Tendo isso posto, a experiência de assistir ao curta e ao longa-metragem da quinta noite da Mostra Competitiva do festival, Tentei e O nó do diabo, respectivamente, foi bastante reveladora sobre algumas históricas permissões de representação da dor. Para usar do título do longa em questão, esse me parece ser um nó central nas conversas sobre uma certa repetição de imagens, instauradas pelo próprio cinema, que tentam representar a violência.

O curta paranaense Tentei, dirigido, roteirizado e montado por Laís Melo, que trabalha ao lado de uma diretora de fotografia (Renata Corrêa), de uma operadora de som direto (Débora Opolski) e de uma diretora de arte (Bea Gerolim), traz para o primeiro plano uma situação de violência doméstica familiar, direta ou indiretamente, a 10 entre cada 10 mulheres brasileiras.
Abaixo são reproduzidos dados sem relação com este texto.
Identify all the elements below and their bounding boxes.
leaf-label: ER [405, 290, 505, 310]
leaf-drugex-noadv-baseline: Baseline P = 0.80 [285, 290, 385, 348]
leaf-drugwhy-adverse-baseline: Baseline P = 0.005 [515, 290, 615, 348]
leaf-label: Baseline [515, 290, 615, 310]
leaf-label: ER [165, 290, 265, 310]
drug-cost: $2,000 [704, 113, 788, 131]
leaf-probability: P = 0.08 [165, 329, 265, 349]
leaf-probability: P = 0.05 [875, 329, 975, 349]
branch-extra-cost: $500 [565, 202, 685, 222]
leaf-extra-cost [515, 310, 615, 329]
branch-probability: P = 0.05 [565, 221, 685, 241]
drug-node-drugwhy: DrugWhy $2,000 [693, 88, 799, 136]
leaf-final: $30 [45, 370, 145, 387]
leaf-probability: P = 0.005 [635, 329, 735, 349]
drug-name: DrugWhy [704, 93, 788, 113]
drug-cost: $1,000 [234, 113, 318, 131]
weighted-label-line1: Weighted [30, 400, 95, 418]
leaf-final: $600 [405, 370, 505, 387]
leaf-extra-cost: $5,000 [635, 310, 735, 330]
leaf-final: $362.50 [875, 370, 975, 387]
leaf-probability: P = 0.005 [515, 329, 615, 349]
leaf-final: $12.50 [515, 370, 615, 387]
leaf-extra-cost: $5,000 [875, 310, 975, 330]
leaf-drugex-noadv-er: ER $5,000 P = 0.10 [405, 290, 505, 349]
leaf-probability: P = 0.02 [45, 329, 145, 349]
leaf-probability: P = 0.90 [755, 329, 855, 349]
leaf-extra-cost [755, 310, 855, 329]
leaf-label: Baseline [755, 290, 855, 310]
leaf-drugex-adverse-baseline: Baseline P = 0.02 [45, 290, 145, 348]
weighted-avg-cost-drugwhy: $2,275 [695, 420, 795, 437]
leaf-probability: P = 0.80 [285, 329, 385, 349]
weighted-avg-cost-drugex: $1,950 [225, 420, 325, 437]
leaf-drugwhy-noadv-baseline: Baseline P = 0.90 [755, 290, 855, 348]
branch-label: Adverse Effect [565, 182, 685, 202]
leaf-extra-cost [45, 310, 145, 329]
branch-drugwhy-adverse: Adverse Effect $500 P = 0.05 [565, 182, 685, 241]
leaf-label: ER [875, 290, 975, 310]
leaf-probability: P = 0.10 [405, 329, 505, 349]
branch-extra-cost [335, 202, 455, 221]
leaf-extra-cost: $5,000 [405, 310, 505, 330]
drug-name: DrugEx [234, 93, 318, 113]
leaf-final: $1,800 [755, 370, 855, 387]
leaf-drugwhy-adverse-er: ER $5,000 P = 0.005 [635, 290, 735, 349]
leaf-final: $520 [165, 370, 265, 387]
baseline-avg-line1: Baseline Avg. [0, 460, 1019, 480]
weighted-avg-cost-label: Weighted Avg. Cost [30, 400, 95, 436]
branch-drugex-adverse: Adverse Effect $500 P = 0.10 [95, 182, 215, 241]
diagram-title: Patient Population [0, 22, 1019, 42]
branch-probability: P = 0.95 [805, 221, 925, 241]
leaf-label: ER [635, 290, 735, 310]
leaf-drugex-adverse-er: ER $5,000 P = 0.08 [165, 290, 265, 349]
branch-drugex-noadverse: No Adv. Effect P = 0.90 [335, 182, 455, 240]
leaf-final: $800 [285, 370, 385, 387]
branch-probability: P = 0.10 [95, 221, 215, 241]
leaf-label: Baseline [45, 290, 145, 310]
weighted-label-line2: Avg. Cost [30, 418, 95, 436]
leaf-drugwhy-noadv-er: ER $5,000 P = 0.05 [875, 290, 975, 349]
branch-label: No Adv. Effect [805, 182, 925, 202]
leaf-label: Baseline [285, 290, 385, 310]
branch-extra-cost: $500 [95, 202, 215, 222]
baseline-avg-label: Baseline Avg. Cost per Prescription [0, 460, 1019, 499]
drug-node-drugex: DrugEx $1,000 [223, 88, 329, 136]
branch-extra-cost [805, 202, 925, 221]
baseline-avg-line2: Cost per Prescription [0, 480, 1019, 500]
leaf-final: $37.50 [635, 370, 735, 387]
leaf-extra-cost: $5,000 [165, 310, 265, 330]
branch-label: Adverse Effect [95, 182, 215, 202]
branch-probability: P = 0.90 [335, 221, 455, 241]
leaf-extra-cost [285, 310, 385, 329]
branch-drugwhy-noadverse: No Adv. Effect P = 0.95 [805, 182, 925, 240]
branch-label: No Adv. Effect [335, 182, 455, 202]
O plano que se abre mostra, com uma luz propositalmente fraca, um casal deitado na cama. Não conseguimos enxergar muito bem seus corpos, mas a posição estática deles já é por si só reveladora: ele dorme com a barriga virada pra cima, pernas e braços relaxados, pau descoberto pelo lençol. Ela, que não dorme, se encontra de lado, em posição fetal, vestida apenas com uma camisa. Já há ali o anúncio, para quem se dispor a escutar, que o corpo dessa mulher grita, silenciosamente, por socorro.

Nada dessa violência é dita ou mostrada, tudo é sugerido. Em como ela se levanta da cama, em como toma o café, em como veste a roupa. Todos os movimentos apontam para um corpo contido, bloqueado. A sequência-chave do filme, quando essa mesma personagem se dirige a uma delegacia de mulheres para fazer a denúncia de abusos e estupros que sofre do marido, vai gradativamente jogando um peso, que não consegue ser medido, sobre quem assiste ao filme.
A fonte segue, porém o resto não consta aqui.